From the late 1850s until well into the 20th century, Iowans remained largely Republican. Only once, in 1889, did Democrats elect a governor, Horace Boies who was reelected in 1891. Their secret was winning increased support from the "wet" (anti-prohibition) Germans. Historically, the Democrats were strongest in German areas, especially along the Mississippi River. Thus, the German Catholic city of Dubuque continues to be a Democratic stronghold. Meanwhile, the Yankees and Scandinavians (and Quakers) were overwhelmingly Republican.
Several Republicans took leadership positions in Washington, particularly Senators William Boyd Allison, Jonathan P. Dolliver, and Albert Baird Cummins, as well as Speaker of the House David Henderson.

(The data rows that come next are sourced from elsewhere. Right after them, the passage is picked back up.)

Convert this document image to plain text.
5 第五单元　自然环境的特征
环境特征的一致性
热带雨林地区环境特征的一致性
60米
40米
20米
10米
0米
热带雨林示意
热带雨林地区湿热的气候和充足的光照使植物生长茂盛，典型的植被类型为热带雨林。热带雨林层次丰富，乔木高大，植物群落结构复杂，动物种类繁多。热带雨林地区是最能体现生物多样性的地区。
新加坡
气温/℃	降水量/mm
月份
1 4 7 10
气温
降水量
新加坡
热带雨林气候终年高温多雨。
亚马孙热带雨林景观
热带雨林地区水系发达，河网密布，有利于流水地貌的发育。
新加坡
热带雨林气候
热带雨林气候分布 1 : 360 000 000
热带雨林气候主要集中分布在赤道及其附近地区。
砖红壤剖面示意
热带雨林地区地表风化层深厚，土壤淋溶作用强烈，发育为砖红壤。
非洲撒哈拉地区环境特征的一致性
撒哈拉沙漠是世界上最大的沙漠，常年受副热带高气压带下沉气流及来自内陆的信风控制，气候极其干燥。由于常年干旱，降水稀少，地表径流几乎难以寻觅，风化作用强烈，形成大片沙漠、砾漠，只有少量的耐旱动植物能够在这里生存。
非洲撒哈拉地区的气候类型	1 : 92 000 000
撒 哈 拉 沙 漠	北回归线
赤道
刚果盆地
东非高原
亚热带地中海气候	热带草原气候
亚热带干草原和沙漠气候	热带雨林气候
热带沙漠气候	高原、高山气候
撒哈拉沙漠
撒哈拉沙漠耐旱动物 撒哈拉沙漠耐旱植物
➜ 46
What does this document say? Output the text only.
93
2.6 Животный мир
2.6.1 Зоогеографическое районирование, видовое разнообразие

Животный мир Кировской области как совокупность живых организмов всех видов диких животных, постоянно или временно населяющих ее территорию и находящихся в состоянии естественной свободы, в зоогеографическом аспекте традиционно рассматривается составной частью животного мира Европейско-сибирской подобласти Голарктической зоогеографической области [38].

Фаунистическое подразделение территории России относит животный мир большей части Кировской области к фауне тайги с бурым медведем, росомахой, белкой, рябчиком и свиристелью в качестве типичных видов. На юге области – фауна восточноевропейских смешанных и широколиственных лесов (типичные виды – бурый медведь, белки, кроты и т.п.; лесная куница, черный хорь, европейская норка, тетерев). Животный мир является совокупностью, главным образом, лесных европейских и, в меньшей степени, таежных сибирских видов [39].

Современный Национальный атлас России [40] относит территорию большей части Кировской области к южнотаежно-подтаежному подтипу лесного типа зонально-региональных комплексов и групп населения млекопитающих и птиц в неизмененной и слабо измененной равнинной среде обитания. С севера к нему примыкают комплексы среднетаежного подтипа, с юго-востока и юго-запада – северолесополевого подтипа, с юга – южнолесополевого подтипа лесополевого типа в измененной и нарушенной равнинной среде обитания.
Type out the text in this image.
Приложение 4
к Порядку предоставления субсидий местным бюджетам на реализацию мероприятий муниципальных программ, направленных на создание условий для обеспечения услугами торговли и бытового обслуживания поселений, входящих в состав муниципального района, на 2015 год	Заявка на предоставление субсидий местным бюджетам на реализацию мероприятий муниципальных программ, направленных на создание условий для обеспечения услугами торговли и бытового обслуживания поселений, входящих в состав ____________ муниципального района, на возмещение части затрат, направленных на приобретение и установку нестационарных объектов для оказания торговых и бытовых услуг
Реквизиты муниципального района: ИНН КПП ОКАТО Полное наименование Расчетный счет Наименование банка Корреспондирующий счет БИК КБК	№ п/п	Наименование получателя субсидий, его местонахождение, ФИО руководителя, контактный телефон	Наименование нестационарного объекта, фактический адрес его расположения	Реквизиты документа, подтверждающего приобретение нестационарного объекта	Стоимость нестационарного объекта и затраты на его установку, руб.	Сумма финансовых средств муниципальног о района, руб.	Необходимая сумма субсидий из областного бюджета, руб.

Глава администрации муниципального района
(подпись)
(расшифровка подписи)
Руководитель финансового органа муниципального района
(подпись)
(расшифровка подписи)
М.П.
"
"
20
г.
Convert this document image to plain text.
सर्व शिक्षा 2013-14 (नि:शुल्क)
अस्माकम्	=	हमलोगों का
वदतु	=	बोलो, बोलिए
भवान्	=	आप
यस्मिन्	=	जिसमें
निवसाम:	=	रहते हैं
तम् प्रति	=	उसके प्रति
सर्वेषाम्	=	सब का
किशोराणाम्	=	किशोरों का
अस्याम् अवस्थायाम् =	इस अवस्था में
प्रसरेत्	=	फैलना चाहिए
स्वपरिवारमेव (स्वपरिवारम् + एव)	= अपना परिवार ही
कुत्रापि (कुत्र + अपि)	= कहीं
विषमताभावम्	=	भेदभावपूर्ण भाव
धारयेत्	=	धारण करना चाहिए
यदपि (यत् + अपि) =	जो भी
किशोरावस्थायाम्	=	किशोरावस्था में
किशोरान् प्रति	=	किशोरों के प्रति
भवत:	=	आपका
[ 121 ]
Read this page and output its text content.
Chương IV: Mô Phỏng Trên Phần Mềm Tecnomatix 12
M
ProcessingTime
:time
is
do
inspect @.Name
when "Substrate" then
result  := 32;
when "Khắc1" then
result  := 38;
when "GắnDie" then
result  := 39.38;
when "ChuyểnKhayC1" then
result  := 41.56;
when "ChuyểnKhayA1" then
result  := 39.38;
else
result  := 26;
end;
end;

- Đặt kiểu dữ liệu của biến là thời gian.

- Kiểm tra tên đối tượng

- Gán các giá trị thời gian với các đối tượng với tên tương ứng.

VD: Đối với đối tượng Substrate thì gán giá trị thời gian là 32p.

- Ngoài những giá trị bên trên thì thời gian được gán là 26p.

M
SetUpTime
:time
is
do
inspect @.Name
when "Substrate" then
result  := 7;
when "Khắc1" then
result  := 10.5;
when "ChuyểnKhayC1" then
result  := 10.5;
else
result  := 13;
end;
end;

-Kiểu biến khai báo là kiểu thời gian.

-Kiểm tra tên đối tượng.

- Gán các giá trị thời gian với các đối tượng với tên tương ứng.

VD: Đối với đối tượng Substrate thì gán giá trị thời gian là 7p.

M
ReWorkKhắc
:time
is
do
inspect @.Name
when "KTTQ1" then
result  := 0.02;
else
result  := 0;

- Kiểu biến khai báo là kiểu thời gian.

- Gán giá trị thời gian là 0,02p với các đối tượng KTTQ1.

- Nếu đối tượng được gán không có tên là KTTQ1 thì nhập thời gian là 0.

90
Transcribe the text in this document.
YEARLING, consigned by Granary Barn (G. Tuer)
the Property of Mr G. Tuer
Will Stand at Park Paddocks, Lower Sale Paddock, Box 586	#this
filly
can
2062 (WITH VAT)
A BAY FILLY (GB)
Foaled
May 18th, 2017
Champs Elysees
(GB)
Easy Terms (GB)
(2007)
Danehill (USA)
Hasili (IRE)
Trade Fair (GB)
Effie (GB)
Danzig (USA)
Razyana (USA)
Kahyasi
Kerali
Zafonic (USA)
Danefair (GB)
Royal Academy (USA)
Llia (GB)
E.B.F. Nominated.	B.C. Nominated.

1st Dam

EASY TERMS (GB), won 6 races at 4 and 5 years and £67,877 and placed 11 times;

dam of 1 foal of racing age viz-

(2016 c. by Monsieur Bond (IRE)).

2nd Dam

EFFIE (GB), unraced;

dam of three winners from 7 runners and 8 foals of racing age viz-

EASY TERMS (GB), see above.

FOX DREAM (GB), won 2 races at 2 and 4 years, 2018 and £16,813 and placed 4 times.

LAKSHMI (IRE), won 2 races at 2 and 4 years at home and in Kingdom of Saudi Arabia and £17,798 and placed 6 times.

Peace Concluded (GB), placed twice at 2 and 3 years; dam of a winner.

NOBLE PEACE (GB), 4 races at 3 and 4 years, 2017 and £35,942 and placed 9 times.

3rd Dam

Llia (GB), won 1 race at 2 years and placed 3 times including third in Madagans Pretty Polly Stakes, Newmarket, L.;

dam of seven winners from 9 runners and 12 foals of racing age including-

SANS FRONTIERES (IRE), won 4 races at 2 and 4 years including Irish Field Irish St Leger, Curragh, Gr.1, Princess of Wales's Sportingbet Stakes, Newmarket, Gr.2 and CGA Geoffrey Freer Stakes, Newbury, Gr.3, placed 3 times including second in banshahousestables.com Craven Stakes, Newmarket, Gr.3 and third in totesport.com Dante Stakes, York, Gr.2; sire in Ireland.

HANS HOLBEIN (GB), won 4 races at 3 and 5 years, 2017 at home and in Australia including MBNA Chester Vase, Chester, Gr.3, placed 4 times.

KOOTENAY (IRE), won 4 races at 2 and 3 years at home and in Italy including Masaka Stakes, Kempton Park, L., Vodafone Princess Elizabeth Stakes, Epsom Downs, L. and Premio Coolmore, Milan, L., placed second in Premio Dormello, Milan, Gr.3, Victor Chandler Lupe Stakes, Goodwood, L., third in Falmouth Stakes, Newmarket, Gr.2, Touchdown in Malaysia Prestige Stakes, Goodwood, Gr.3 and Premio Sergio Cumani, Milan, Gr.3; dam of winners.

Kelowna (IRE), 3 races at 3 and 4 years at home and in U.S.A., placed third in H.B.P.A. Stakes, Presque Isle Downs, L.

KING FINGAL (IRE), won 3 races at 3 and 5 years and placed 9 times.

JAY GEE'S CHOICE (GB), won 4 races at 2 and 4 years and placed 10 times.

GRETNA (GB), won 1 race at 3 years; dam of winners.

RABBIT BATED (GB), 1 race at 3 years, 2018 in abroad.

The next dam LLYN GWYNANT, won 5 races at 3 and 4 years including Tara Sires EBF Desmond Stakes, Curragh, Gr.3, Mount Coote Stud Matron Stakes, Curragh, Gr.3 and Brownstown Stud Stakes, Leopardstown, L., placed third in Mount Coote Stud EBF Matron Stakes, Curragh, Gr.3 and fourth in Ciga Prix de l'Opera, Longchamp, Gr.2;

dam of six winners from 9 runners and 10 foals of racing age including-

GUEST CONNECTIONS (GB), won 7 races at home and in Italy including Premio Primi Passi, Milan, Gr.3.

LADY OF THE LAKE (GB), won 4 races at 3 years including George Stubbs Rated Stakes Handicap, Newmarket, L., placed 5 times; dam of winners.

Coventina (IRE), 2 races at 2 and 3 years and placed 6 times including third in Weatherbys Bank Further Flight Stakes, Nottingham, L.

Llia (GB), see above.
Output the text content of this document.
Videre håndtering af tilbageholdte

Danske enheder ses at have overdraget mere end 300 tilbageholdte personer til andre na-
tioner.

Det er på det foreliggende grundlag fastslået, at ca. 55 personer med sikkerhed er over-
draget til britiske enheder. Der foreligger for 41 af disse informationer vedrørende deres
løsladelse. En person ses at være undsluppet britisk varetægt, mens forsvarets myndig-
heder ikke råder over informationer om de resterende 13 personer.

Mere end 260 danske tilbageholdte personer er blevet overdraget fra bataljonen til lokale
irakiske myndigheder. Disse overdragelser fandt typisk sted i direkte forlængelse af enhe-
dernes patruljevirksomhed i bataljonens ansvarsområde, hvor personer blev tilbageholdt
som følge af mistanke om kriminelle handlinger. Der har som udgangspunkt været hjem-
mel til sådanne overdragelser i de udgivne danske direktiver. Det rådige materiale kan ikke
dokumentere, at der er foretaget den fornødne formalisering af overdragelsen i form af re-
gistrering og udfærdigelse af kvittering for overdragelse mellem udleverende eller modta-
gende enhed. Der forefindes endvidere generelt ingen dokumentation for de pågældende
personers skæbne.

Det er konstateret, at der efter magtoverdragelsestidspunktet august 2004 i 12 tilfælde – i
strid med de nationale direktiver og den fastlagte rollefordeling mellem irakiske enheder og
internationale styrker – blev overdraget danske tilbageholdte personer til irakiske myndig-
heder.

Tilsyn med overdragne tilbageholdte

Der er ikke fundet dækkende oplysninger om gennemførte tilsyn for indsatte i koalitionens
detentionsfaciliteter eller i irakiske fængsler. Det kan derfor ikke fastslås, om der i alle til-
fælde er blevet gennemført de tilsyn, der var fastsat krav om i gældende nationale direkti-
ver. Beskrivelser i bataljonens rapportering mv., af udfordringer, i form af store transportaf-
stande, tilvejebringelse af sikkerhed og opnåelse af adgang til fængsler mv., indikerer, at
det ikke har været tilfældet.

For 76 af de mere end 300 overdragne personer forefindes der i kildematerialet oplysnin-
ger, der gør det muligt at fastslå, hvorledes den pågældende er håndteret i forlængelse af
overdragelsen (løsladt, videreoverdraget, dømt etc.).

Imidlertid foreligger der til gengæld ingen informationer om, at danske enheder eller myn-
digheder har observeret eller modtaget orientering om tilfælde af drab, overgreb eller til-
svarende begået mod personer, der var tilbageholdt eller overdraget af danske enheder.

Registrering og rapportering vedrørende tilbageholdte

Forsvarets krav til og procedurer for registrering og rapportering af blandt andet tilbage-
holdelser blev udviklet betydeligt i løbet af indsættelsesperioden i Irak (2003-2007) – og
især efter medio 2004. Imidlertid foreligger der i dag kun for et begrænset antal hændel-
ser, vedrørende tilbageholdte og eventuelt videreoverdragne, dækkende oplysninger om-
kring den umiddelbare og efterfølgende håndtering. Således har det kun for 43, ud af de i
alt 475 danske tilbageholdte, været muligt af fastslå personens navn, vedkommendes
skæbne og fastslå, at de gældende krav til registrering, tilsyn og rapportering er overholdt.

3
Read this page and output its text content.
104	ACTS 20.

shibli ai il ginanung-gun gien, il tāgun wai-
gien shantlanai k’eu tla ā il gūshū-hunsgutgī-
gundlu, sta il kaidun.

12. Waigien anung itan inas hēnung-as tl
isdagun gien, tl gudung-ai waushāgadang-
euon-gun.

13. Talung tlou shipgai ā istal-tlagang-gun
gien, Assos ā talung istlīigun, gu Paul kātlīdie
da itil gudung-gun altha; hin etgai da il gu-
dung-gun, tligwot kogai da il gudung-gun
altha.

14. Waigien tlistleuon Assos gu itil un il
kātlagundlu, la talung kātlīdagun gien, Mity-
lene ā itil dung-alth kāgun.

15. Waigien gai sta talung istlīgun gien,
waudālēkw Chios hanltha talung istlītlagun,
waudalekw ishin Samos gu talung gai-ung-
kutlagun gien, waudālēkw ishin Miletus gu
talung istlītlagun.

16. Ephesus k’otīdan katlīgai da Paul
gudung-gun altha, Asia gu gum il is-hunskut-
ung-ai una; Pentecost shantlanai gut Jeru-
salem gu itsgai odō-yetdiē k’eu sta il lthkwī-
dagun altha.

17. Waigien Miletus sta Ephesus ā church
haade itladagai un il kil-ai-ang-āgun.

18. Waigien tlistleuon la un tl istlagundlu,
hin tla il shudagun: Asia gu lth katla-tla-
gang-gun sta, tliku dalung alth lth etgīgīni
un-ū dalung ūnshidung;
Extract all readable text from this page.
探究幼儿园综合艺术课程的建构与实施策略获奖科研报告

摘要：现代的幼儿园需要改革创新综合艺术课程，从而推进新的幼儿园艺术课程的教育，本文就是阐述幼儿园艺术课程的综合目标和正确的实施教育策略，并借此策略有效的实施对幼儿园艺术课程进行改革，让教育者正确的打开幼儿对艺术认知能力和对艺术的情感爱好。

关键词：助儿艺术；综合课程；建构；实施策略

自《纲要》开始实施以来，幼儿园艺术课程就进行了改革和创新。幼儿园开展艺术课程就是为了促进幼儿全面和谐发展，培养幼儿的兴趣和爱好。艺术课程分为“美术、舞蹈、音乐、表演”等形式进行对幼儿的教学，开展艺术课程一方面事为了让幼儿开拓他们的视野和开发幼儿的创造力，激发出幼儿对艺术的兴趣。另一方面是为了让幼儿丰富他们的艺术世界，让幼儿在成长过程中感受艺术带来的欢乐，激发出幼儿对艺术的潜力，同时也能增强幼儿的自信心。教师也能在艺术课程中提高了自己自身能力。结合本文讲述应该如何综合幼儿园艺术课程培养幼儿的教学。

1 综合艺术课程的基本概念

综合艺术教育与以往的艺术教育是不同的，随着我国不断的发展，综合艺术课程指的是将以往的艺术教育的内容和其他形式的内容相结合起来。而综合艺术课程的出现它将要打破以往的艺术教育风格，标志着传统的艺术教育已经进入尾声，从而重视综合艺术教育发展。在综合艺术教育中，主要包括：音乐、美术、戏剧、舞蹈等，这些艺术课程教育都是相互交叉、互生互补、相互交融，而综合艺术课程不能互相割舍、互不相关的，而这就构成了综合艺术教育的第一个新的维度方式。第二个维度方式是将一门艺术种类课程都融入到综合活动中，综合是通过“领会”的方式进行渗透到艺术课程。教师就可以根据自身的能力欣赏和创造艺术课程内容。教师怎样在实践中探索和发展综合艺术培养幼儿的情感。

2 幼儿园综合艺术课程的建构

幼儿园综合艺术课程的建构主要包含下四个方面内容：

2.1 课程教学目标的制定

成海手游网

Women put women's suffrage on Iowa's agenda, particularly the Woman's Christian Temperance Union. In keeping with the general reform mood of the latter 1860s and 1870s, the issue first received serious consideration when both houses of the General Assembly passed a women's suffrage amendment in 1870. Two years later, however, when the legislature had to consider the amendment again before it could be submitted to the general electorate, interest had waned, opposition had developed, and the amendment was defeated. Finally, in 1920, Iowa got woman suffrage with the rest of the country.
Iowa: Home for Immigrants
As the cession of Native American lands in Iowa continued, settlement by the United States pushed further westward. By 1838 there were 22,859 people in Iowa, and 42,112 by 1840. One interesting occasion illustrating the westward push occurred on April 30, 1843. Much of the land in central Iowa had been ceded from the Native Americans to the United States pursuant to the "New Purchase" in 1842. As the date at which settlement would be allowed approached, settlers gathered at the border to these new lands. On April 30, 1843, a cannon sounded at midnight, after which the settlers pushed into the new lands and settled many areas by sunrise. Most of the settlers who came into these "New Purchase" lands were from Illinois, Ohio, Indiana, Kentucky, and Missouri, and to a lesser extent Wisconsin, Virginia, and Pennsylvania. Notable during the 1840s was the arrival of the Norwegians in 1840, Swedish in 1845, and Dutch in 1847.
By 1850, there were 192,214 people living in Iowa. Nearly 90% of the population at this time was from America, with Ohio, Indiana, and Pennsylvania contributing the most settlers. Though immigration from other parts of the world had not yet hit full stride, there nonetheless existed 20,969 foreign immigrants in 1850. The largest group was the Germans with over 7,000, followed by the Irish with 4,885, England with 3,785, Canada with 1,756, the Netherlands with 1,108, 712 from Scotland, 361 from Norway, 231 from Sweden, and 19 from Denmark. Settlement patterns to this point generally were in the southern and eastern parts of the state, often near the rivers. Immigration during this time was affected by many things, notably: the completion of railroads to the Mississippi, the advertising of Iowa lands by railroad and steamship companies, the publication of favorable guides and articles, drought in the Ohio Valley, and a cholera epidemic in other states. One fine example of a guide is John B. Newhall's Sketches of Iowa: Or, The Emigrant's Guide, written in 1841 for prospective British emigrants. Additional examples include Nathan Parker's Iowa as it is in 1855: a Gazetteer for Citizens, and a Handbook for Immigrants and John Taylor's Iowa: the "Great Hunting Ground" of the Indian; and the "Beautiful Land" of the White Man: Information for Immigrants. Other factors affecting immigration were frequently religious and political oppression in the immigrant's homeland, as well as economic problems in the homeland.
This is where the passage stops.